Aquella mañana de viernes estaba resultando fastidiosa, no más que cualquier otro viernes,  pero quizá ella estaba más susceptible. El fin de semana estaría sola en casa y no le apetecía en absoluto. Abrió una página de viajes en internet y compró un billete de ida y vuelta a París, con hotel incluido.
En la capital francesa se hospedó en el hotel Eiffel Seine. Era media tarde y  dejó el equipaje en la habitación, echó una mirada al baño y aunque era todo algo reducido, la habitación le resultó agradable. Inmediatamente bajó al bar. Se sentó en uno de los sofás del salón, era mullido y confortable, tenía dos almohadones grandes de color rojo a cada uno de los lados; pegado a una de los ventanales que daban a la calle. Comenzaba a anochecer y el ocaso se mezclaba con la iluminación tenue de la calle dando una imagen seductora, como ella había soñado alguna vez y que no había experimentado en los viajes anteriores con su esposo. Una sensación de embriaguez le sacudió su interior, se apretaba inconscientemente el almohadón contra su pecho mientras su imaginación volaba incontrolada. La melodía de un acordeón se dejaba oír lejano. Un joven camarero rompió aquel embrujo que envolvía a Camelia, haciendo que regresara a la tierra y dejara apoyado el cojín en el asiento del sofá. Pidió un Martini.

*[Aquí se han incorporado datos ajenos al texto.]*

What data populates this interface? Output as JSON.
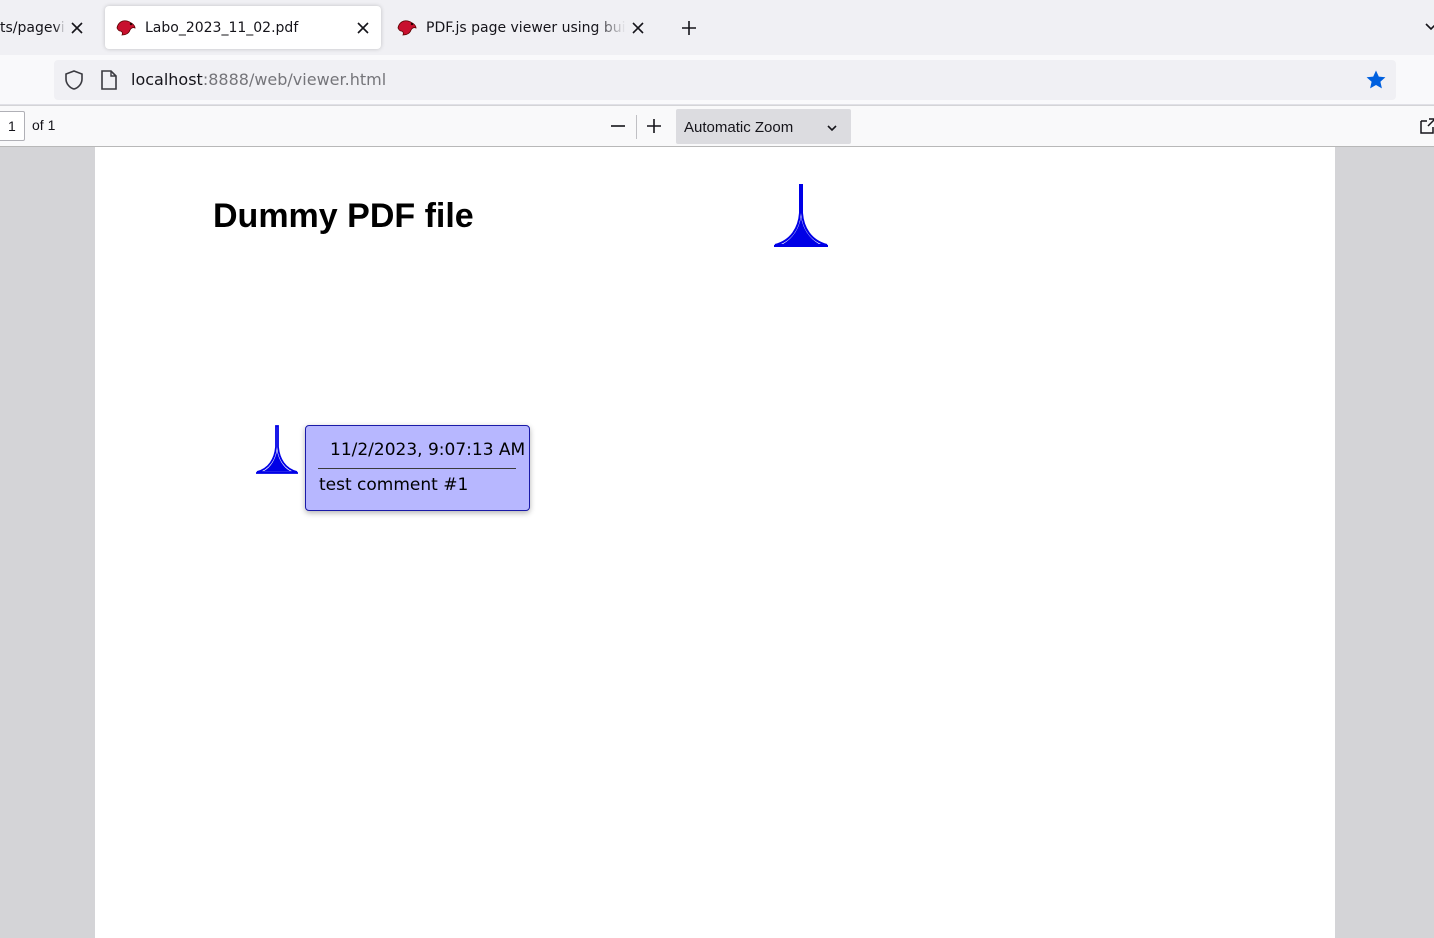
{
  "browser": {
    "tabs": [
      {
        "title": "ts/pageviewer",
        "favicon": "none",
        "active": false
      },
      {
        "title": "Labo_2023_11_02.pdf",
        "favicon": "pdf-fox-icon",
        "active": true
      },
      {
        "title": "PDF.js page viewer using built conten",
        "favicon": "pdf-fox-icon",
        "active": false
      }
    ],
    "url": {
      "host": "localhost",
      "rest": ":8888/web/viewer.html"
    },
    "bookmarked": true,
    "accent_color": "#0060df"
  },
  "pdf_toolbar": {
    "page_number": "1",
    "page_of": "of 1",
    "zoom_label": "Automatic Zoom"
  },
  "document": {
    "title": "Dummy PDF file",
    "annotation_color": "#0000e6",
    "popup": {
      "date": "11/2/2023, 9:07:13 AM",
      "comment": "test comment #1",
      "background": "#b7b7ff"
    }
  }
}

Pasó al comedor para cenar en el mismo hotel, tomó asiento en una mesa redonda con un quinqué en el centro, en el que una mecha encendida titilaba una luz pobre. Acababan de servirle una botella de vino: Vosne Romanée, de Borgoña, se acercó la copa a la boca y no se resistió a olerlo ligeramente, daba un primer sorbo cuando se acercó un hombre maduro, de cabello cano, excelentemente vestido y refinado en sus gestos. Camelia le miró con tanto descaro como aquel caballero se había colocado ante ella. Ha elegido un buen vino―, fue el comentario que hizo de presentación en un perfecto francés. A lo que ella correspondió con un no menos preciso: ―Merci,  monsieur―.

La cena fue amena y ambos salieron a pasear por la orilla del Sena. A su derecha se podía ver majestuosa la Torre Eiffel, unas barcazas bajaban el río entre dulces melodías, cargadas de gentes que a Camelia le parecieron enamorados. Tras un largo paseo culminaron la noche entregándose sin reservas y sin dar muestras del más cínico amor.